Вечером звонила свекровь и в чём-то упрекала. В первый раз за всю жизнь свекровь меня упрекала… Я даже сейчас не могу вспомнить смысл её слов. Я просто слушала интонации и удивлялась, что эта добрая женщина способна на такие интонации… Игорь обнимал меня во время разговора, подслушивая в трубку. Потом потребовал объяснений – перевода с русского на русский. Я не могла ничего объяснить. Да, и что тут объяснять? Всё и так ясно. Я – дрянь в глазах всех окружающих. Но его я не хочу грузить своими проблемами. В конце концов, это был мой выбор, и мне дальше жить с результатами этого выбора. Значит, надо бороться, доказывать всем, что так лучше, всех успокаивать и обнадёживать.

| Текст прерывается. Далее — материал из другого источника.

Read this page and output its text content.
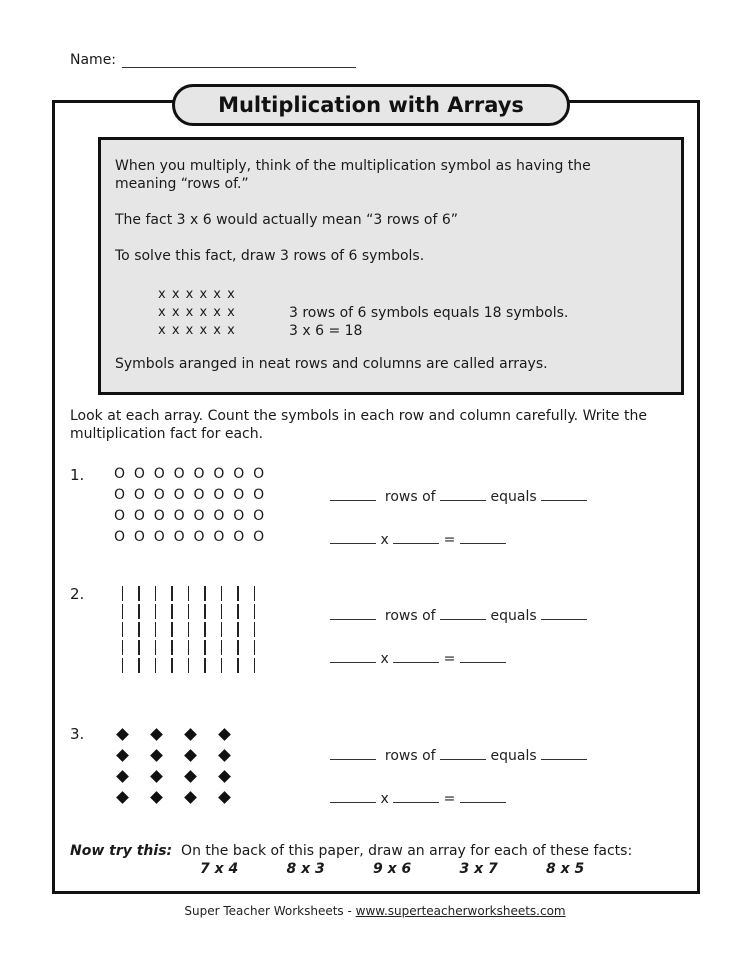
Name:
Multiplication with Arrays
When you multiply, think of the multiplication symbol as having the
meaning “rows of.”
The fact 3 x 6 would actually mean “3 rows of 6”
To solve this fact, draw 3 rows of 6 symbols.
x x x x x x
x x x x x x
x x x x x x
3 rows of 6 symbols equals 18 symbols.
3 x 6 = 18
Symbols aranged in neat rows and columns are called arrays.
Look at each array. Count the symbols in each row and column carefully. Write the multiplication fact for each.
1. O O O O O O O O
O O O O O O O O
O O O O O O O O
O O O O O O O O
rows of	equals
x	=
2.
rows of	equals
x	=
3.
rows of	equals
x	=
Now try this: On the back of this paper, draw an array for each of these facts:
7 x 4	8 x 3	9 x 6	3 x 7	8 x 5
Super Teacher Worksheets - www.superteacherworksheets.com
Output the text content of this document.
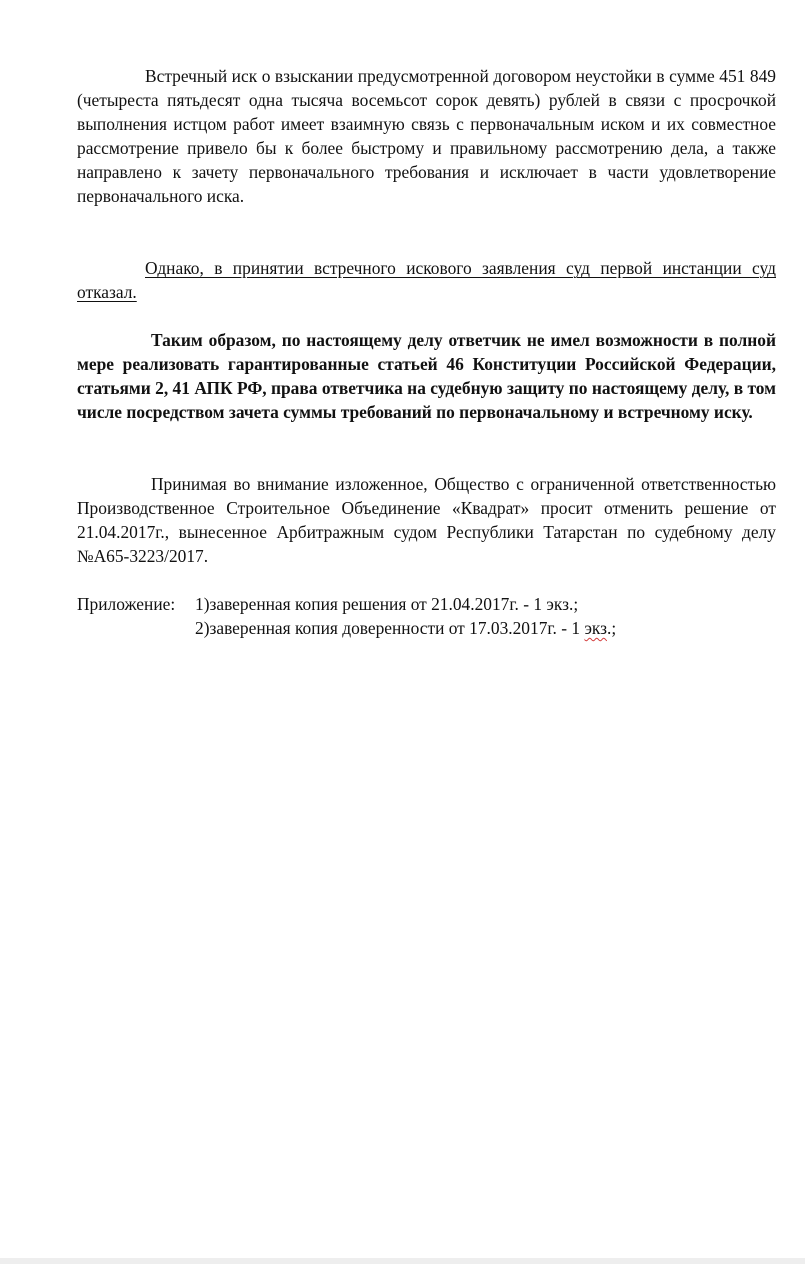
Встречный иск о взыскании предусмотренной договором неустойки в сумме 451 849 (четыреста пятьдесят одна тысяча восемьсот сорок девять) рублей в связи с просрочкой выполнения истцом работ имеет взаимную связь с первоначальным иском и их совместное рассмотрение привело бы к более быстрому и правильному рассмотрению дела, а также направлено к зачету первоначального требования и исключает в части удовлетворение первоначального иска.

Однако, в принятии встречного искового заявления суд первой инстанции суд отказал.

Таким образом, по настоящему делу ответчик не имел возможности в полной мере реализовать гарантированные статьей 46 Конституции Российской Федерации, статьями 2, 41 АПК РФ, права ответчика на судебную защиту по настоящему делу, в том числе посредством зачета суммы требований по первоначальному и встречному иску.

Принимая во внимание изложенное, Общество с ограниченной ответственностью Производственное Строительное Объединение «Квадрат» просит отменить решение от 21.04.2017г., вынесенное Арбитражным судом Республики Татарстан по судебному делу №А65-3223/2017.

Приложение:	1)заверенная копия решения от 21.04.2017г. - 1 экз.;
2)заверенная копия доверенности от 17.03.2017г. - 1 экз.;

И я успокаивала: в первую очередь Игоря, который дулся на меня за то, что не всё гладко. Ему снова было плохо от того, что плохо мне. И я чувствовала себя виноватой перед всеми. Виноватой за своё счастье. Мы снова ссорились, что-то выясняли, и снова не спали всю ночь. К слову сказать, не спать ночами, вошло у нас в привычку. А суть всех наших ссор я не могу описать словами. У Игорька постоянные перепады настроения, видимо ему тяжело – всё-таки он ещё очень молод, и тут на него свалился такой груз ответственности. Я не хочу, чтобы он жил с этим грузом. Я возьму всё на себя. Мне не привыкать.
Притирки к новой жизни
Взамен временному жилью, мы нашли постоянную квартиру – на первом этаже в хрущовке. Там была вся мебель. Старая, но пригодная для жилья. Мама, недовольная, но смирившаяся с моим выбором, помогала перевозить холодильник от Игорьковой тёти, и отдала нам свой старый телевизор. Я обещала ей, что заберу Юльку, сразу же, как всё устаканится. Говорила, что с Игорем пока всё тоже очень зыбко, и что ему тяжело сразу вот так вот менять жизнь. А я не хочу, чтобы Юлька испытывала какой-то дискомфорт. Мама не понимала меня и была категорична:
– Что значит, устаканится? Разрушила одну семью. Создавай другую. Ребёнок должен жить с матерью. И этого своего сразу знакомь с дочерью. Пусть привыкает. А если Лёшка женится? Она станет вообще никому не нужна.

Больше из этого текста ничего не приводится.